On appeal to the superior court, the decision of the trial court was reversed. On further appeal to the predecessor of this Court, it was held that, if a counsel duly instructed, on being refused an adjournment, elects to leave the court, and take no further part in the case, that fact alone does not constitute the proceedings ex parte. In the course of his judgment, Dalton, CJ. with whom the other members of the court agreed, said at page 5 last paragraph:

“The defendants cannot say that they had no opportunity of putting their case before the court. Whatever label is given to the proceedings of that date, the Magistrate on refusing an adjournment could only have proceeded to hear the case as he did, and if the plaintiff proved his case, enter judgment for him. On the facts here that was not in my opinion an ex parte judgment and the remedy of the defendants was to appeal and not to apply under Order IX Rule 24”. 

That case was followed by this Court in Mugachia vs. Mwakibundu [1984] KLR 572 which is even more relevant as “counter-claim” is considered as an independent suit.

In that case, the plaintiff’s advocate applied for adjournment of the suit on the hearing date. The application for adjournment was disallowed whereupon the plaintiffs advocate stated that he had no evidence to offer. The trial Judge unhesitatingly dismissed the suit. Thereafter, the plaintiff applied for the setting aside of the judgment under Order IXB Rules 4 Civil Procedure Rules. The application was dismissed by the trial Judge on the ground that there was no question of non-attendance.  The appellant filed two appeals. The first against the order dismissing the suit and the second, with leave of the court, against the order dismissing the application to set aside judgment.

At the hearing of the appeal the appellants counsel conceded that his decision to offer no evidence did not constitute the proceeding exparte. The Court made a finding that the decision to dismiss the suit was not made under Order IXB Rule 4 and dismissed the appeal against the order dismissing the application to set aside as misconceived.

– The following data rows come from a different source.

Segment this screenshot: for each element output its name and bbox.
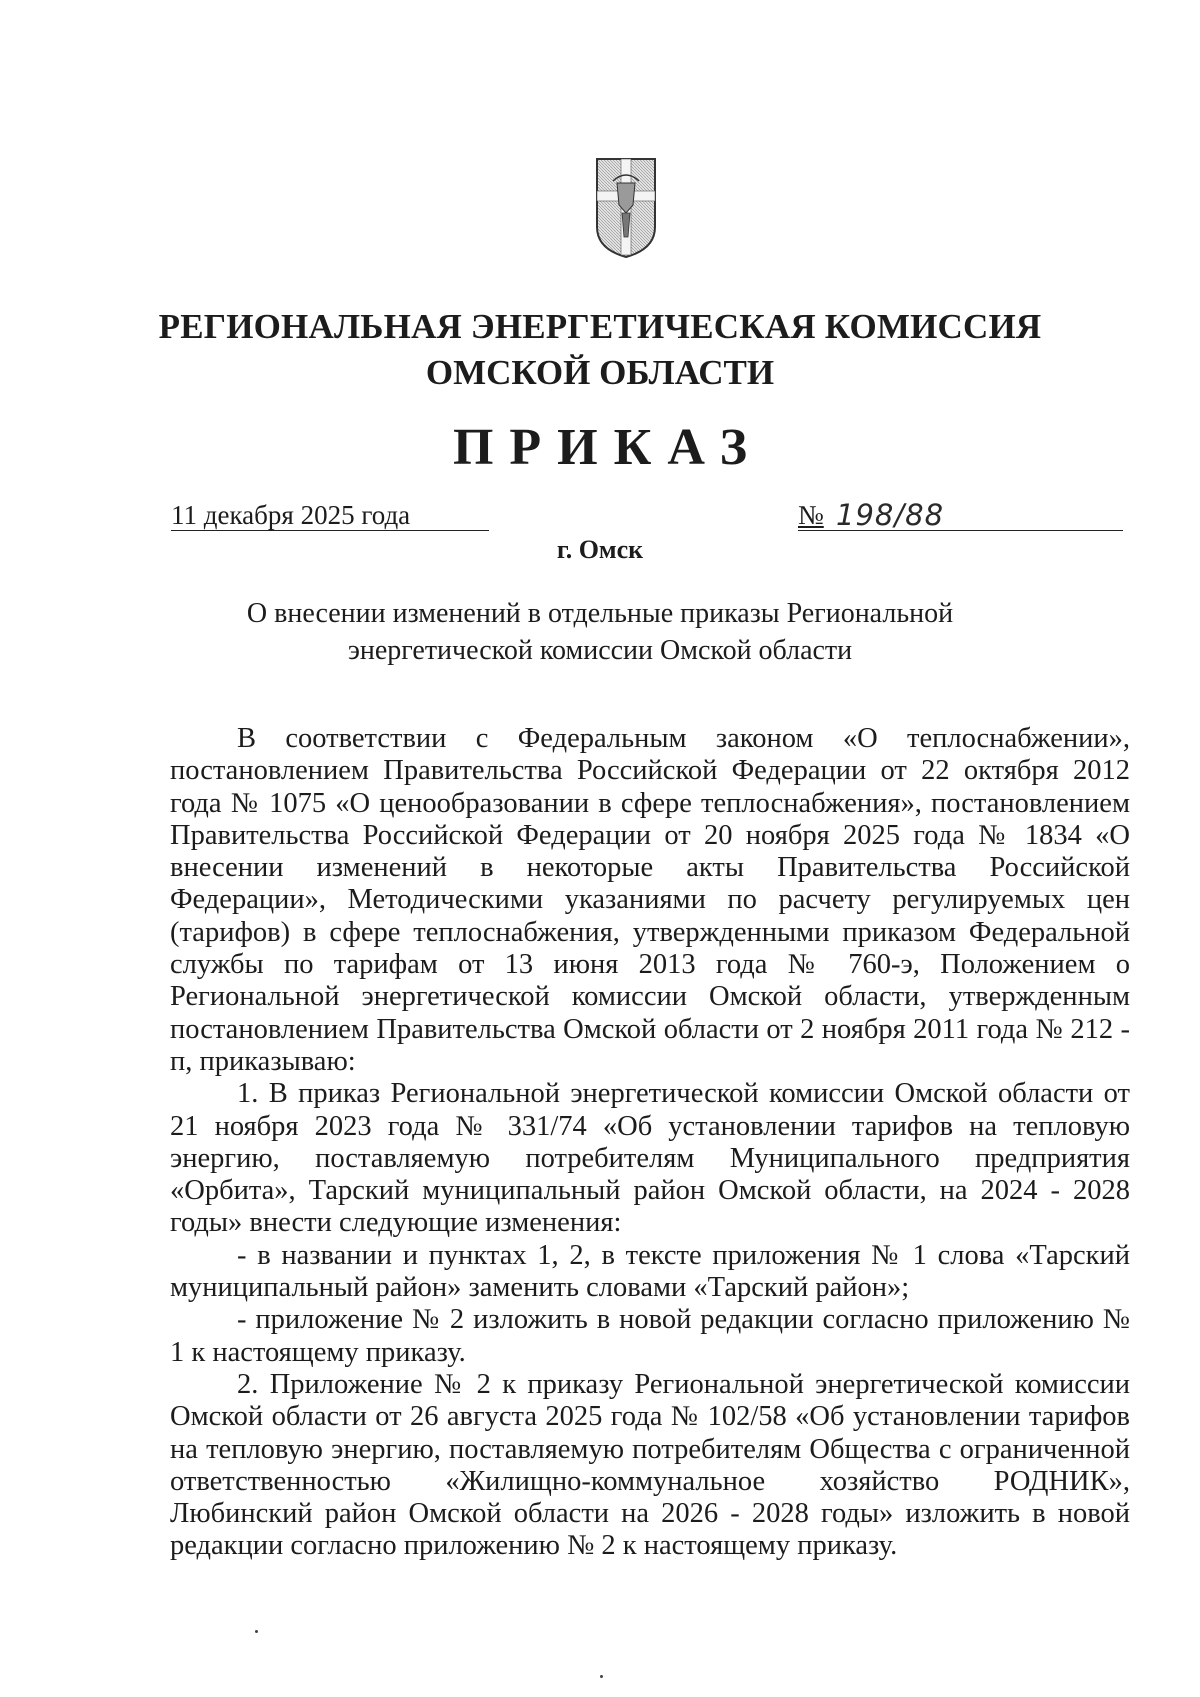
city-name: г. Омск (556, 535, 644, 564)
order-title-line1: О внесении изменений в отдельные приказы Региональной (246, 598, 954, 629)
scan-speck (600, 1675, 603, 1678)
order-number-handwritten: 198/88 (836, 498, 945, 532)
item-1-paragraph: 1. В приказ Региональной энергетической комиссии Омской области от 21 ноября 2023 года № 331/74 «Об установлении тарифов на тепловую энергию, поставляемую потребителям Муниципального предприятия «Орбита», Тарский муниципальный район Омской области, на 2024 - 2028 годы» внести следующие изменения: (170, 1078, 1130, 1239)
order-number-field (798, 496, 1123, 531)
coat-of-arms-emblem (595, 157, 657, 259)
item-1-subitem-1: - в названии и пунктах 1, 2, в тексте приложения № 1 слова «Тарский муниципальный район» заменить словами «Тарский район»; (170, 1239, 1130, 1304)
order-title-line2: энергетической комиссии Омской области (347, 635, 853, 666)
organization-name-line2: ОМСКОЙ ОБЛАСТИ (425, 353, 775, 392)
item-1-subitem-2: - приложение № 2 изложить в новой редакции согласно приложению № 1 к настоящему приказу. (170, 1304, 1130, 1368)
document-type-heading: ПРИКАЗ (452, 419, 764, 476)
preamble-paragraph: В соответствии с Федеральным законом «О теплоснабжении», постановлением Правительства Российской Федерации от 22 октября 2012 года № 1075 «О ценообразовании в сфере теплоснабжения», постановлением Правительства Российской Федерации от 20 ноября 2025 года № 1834 «О внесении изменений в некоторые акты Правительства Российской Федерации», Методическими указаниями по расчету регулируемых цен (тарифов) в сфере теплоснабжения, утвержденными приказом Федеральной службы по тарифам от 13 июня 2013 года № 760-э, Положением о Региональной энергетической комиссии Омской области, утвержденным постановлением Правительства Омской области от 2 ноября 2011 года № 212 - п, приказываю: (170, 723, 1130, 1077)
scan-speck (255, 1630, 258, 1633)
organization-name-line1: РЕГИОНАЛЬНАЯ ЭНЕРГЕТИЧЕСКАЯ КОМИССИЯ (158, 307, 1042, 346)
number-sign-label: № (798, 500, 824, 530)
order-title (200, 595, 1000, 669)
order-date: 11 декабря 2025 года (171, 500, 489, 531)
order-body (170, 723, 1130, 1563)
item-2-paragraph: 2. Приложение № 2 к приказу Региональной энергетической комиссии Омской области от 26 августа 2025 года № 102/58 «Об установлении тарифов на тепловую энергию, поставляемую потребителям Общества с ограниченной ответственностью «Жилищно-коммунальное хозяйство РОДНИК», Любинский район Омской области на 2026 - 2028 годы» изложить в новой редакции согласно приложению № 2 к настоящему приказу. (170, 1368, 1130, 1562)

This Court however allowed the appeal against the order dismissing the suit saying that was the proper course and that no leave was required to file such appeal.

The case of Magachia applies in the circumstances this case. It is clear that Order IXB Rule 4 (1) (now Order 12 Rule 3 (1) applies in cases of non-attendance – that is where the plaintiff or his counsel does not attend for hearing of the case in contrast to cases where the plaintiff or his advocate has in fact attended the hearing of the suit but for one reason or another fails to prosecute the suit or counter-claim as the case may be as happened in the present case.

It follows that Order IX Rule 4 (1) did not apply in the circumstances of the case and the counter-claim was not dismissed under that rule. Indeed the superior court did not say so. Accordingly the order dismissing the counter-claim was appealable as of right.

In the light of the foregoing, the application is misconceived. It is dismissed with costs to the appellant/respondent.

Dated and delivered at Kisumu this 13th day of April, 2011.

P. K. TUNOI
………………………

JUDGE OF APPEAL

 

E. O. O’KUBASU
……………………………

JUDGE OF APPEAL

 

E. M. GITHINJI

……………………….
JUDGE OF APPEAL
 
I certify that this is a true copy of the original.